I'm with BabychamSocialist, TabascoToastie and Lillian Gish on this.
The situation with foreign investment into the British property market should have never be allowed to get as bad as it has. We now have streets of vacant homes and blocks of nearly empty apartment buildings in many major British cities bought as investment opportunities by wealthy foreign nationals or multinational corporations. Up until 2010, many of the corporate owners of these homes didn't even pay council tax due to a loop hole in the law, regardless of whether the property was vacant or inhabited by corporate employees. Indeed, the law has only just recently changed so that foreign owners and investors have to pay British capital gains tax if they sell a British property.
Yep, they weren't even paying CGT when they were flipping flats.
I can't believe people aren't more incensed by the fact that people who actually live in this country can't afford to buy property here because foreign non-dom millionaires are pricing them out of the market.
Neither can I, Lillian. What has happened in London is beyond a joke. Land and property is a limited resource, and needs to be productive. What we have are "void" households in prime properties in the heart of a national economy where inhabitants paying no VAT or income tax in Britain. It's worse than parasitic, as it then pushes up costs for British nationals and residents who have to live further and further from their places of work.
But I do have to say one thing ... all this crap started under Blair's Labour government. I remember back in 2001, there were concerns about the repercussive effect of shed loads of foreign capital pouring into London prime real estate and how it was pushing the British rich out into previously middle class areas, and how that was then pushing the middle classes out into previously working class areas .... and on and on until we get to the point in 2017 where a two bed flat above a chicken shop on Peckham High Street now costs £300K.

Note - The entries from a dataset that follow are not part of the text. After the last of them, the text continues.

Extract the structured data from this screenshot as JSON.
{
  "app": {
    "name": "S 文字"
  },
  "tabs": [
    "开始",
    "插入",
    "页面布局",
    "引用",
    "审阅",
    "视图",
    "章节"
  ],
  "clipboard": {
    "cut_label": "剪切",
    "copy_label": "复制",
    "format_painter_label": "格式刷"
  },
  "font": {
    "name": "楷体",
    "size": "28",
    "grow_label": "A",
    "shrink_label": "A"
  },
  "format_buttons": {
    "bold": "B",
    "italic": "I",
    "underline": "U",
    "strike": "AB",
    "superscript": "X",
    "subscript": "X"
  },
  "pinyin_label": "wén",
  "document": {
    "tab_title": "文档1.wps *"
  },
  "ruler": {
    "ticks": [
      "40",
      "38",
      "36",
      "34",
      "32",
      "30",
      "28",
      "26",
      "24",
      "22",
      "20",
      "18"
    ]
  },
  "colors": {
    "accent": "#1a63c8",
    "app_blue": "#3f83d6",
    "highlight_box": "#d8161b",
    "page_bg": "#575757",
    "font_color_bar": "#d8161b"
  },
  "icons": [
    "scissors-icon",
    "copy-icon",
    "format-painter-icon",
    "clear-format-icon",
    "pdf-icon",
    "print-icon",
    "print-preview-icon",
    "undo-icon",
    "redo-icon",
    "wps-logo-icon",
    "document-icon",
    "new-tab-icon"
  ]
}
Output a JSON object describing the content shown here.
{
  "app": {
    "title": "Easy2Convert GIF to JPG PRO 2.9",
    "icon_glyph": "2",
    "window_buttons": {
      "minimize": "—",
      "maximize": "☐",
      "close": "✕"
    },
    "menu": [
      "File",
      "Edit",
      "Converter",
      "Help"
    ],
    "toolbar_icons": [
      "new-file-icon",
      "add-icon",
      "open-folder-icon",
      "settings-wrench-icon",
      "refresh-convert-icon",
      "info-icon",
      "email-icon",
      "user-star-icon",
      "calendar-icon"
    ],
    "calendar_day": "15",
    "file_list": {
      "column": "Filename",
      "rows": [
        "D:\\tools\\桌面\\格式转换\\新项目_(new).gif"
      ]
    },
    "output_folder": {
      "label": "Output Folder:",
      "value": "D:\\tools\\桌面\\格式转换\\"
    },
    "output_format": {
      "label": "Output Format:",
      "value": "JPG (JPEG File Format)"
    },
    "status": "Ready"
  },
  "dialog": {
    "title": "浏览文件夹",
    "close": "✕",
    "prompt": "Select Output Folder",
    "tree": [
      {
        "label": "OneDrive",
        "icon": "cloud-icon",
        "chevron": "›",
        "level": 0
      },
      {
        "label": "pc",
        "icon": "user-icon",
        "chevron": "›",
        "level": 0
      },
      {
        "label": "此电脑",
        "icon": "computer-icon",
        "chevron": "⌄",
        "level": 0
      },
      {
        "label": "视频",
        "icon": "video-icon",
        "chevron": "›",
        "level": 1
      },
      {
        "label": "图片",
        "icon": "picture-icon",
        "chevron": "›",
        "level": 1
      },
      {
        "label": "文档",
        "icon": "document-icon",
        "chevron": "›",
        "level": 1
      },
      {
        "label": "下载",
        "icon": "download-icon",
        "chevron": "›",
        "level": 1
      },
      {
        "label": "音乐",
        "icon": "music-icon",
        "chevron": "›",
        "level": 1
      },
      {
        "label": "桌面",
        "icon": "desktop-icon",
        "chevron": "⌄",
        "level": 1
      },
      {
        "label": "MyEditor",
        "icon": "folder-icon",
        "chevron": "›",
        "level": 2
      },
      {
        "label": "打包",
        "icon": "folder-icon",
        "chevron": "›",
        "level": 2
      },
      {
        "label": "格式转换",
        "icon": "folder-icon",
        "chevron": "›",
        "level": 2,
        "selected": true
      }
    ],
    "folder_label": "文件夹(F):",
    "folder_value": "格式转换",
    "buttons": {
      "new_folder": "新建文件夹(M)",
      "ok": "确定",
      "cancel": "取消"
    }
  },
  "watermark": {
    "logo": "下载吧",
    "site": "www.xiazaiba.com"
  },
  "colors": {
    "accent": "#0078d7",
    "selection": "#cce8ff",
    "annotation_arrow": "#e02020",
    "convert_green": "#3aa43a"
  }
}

And all that money paid by the poor sods trying to service very high mortgages or paying stupid rents on overpriced properties is money that cannot be spent elsewhere in the economy. It's money that can't be spent on a new kitchen, a new sofa, meals out, a dishwasher, or new clothes, which then has a knock-on effect in terms of wider employment and VAT take.
Shrinking the scope of economic demand for goods and services in this way is really dangerous for an economy. There a fair amount of evidence to suggest that it was the dangerously small pool of demand for goods and services in the US that actually created the circumstances for the Great Depression after the Wall Street Crash. Because once the wealthy lost their cash in the Crash, there was no-one else that could afford to buy the goods and services to keep the economy afloat.